2398. Maximum Number of Robots Within Budget

• Time: $O(n)$
• Space: $O(n)$

C++JavaPython

class Solution {
 public:
  int maximumRobots(vector<int>& chargeTimes, vector<int>& runningCosts,
                    long long budget) {
    long long cost = 0;
    deque<int> dq;  // max queue storing chargeTimes[i]

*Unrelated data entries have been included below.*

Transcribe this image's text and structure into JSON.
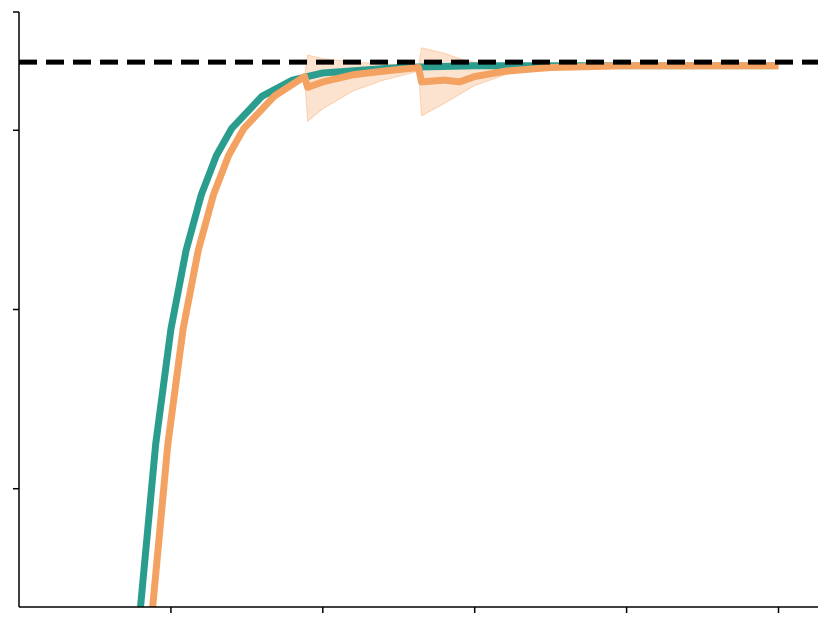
{
  "chart_data": {
    "type": "line",
    "xlim": [
      0,
      5.26
    ],
    "xticks": [
      1,
      2,
      3,
      4,
      5
    ],
    "ylim": [
      0.34,
      3.66
    ],
    "yticks": [
      1,
      2,
      3,
      3.66
    ],
    "hline": {
      "value": 3.38,
      "color": "#000000",
      "dashed": true
    },
    "series": [
      {
        "color": "#2a9d8f",
        "x": [
          0.8,
          0.9,
          1.0,
          1.1,
          1.2,
          1.3,
          1.4,
          1.6,
          1.8,
          2.0,
          2.5,
          3.0,
          3.5,
          4.0,
          4.5,
          5.0
        ],
        "values": [
          0.34,
          1.25,
          1.89,
          2.33,
          2.64,
          2.86,
          3.01,
          3.19,
          3.28,
          3.32,
          3.35,
          3.36,
          3.36,
          3.36,
          3.36,
          3.36
        ]
      },
      {
        "color": "#f4a261",
        "x": [
          0.88,
          0.98,
          1.08,
          1.18,
          1.28,
          1.38,
          1.48,
          1.68,
          1.88,
          1.9,
          2.0,
          2.2,
          2.4,
          2.63,
          2.65,
          2.8,
          2.9,
          3.0,
          3.2,
          3.5,
          4.0,
          4.5,
          5.0
        ],
        "values": [
          0.34,
          1.25,
          1.89,
          2.33,
          2.64,
          2.86,
          3.01,
          3.19,
          3.3,
          3.24,
          3.27,
          3.31,
          3.33,
          3.35,
          3.27,
          3.28,
          3.27,
          3.3,
          3.33,
          3.35,
          3.36,
          3.36,
          3.36
        ],
        "lower": [
          null,
          null,
          null,
          null,
          null,
          null,
          null,
          null,
          3.3,
          3.05,
          3.12,
          3.22,
          3.28,
          3.33,
          3.08,
          3.15,
          3.2,
          3.25,
          3.31,
          3.34,
          3.36,
          3.36,
          3.36
        ],
        "upper": [
          null,
          null,
          null,
          null,
          null,
          null,
          null,
          null,
          3.3,
          3.42,
          3.4,
          3.38,
          3.37,
          3.36,
          3.46,
          3.43,
          3.4,
          3.38,
          3.36,
          3.36,
          3.36,
          3.36,
          3.36
        ]
      }
    ]
  }
}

    int j = 0;  // window's range := [i..j], so k = i - j + 1
    for (int i = 0; i < chargeTimes.size(); ++i) {
      cost += runningCosts[i];
      while (!dq.empty() && dq.back() < chargeTimes[i])
        dq.pop_back();
      dq.push_back(chargeTimes[i]);
      if (dq.front() + (i - j + 1) * cost > budget) {
        if (dq.front() == chargeTimes[j])
          dq.pop_front();
        cost -= runningCosts[j++];
      }
    }

    return chargeTimes.size() - j;
  }
};

class Solution {
  public int maximumRobots(int[] chargeTimes, int[] runningCosts, long budget) {
    long cost = 0;
    // max queue storing chargeTimes[i]
    Deque<Integer> dq = new ArrayDeque<>();

    int j = 0; // window's range := [i..j], so k = i - j + 1
    for (int i = 0; i < chargeTimes.length; ++i) {
      cost += runningCosts[i];
      while (!dq.isEmpty() && dq.peekLast() < chargeTimes[i])
        dq.pollLast();
      dq.offerLast(chargeTimes[i]);
      if (dq.peekFirst() + (i - j + 1) * cost > budget) {
        if (dq.peekFirst() == chargeTimes[j])
          dq.pollFirst();
        cost -= runningCosts[j++];
      }
    }

    return chargeTimes.length - j;
  }
}

class Solution:
  def maximumRobots(self, chargeTimes: List[int], runningCosts: List[int], budget: int) -> int:
    cost = 0
    dq = collections.deque()  # max queue storing chargeTimes[i]

    j = 0  # window's range := [i..j], so k = i - j + 1
    for i, (chargeTime, runningCost) in enumerate(zip(chargeTimes, runningCosts)):
      cost += runningCost
      while dq and dq[-1] < chargeTime:
        dq.pop()
      dq.append(chargeTime)
      if dq[0] + (i - j + 1) * cost > budget:
        if dq[0] == chargeTimes[j]:
          dq.popleft()
        cost -= runningCosts[j]
        j += 1

    return len(chargeTimes) - j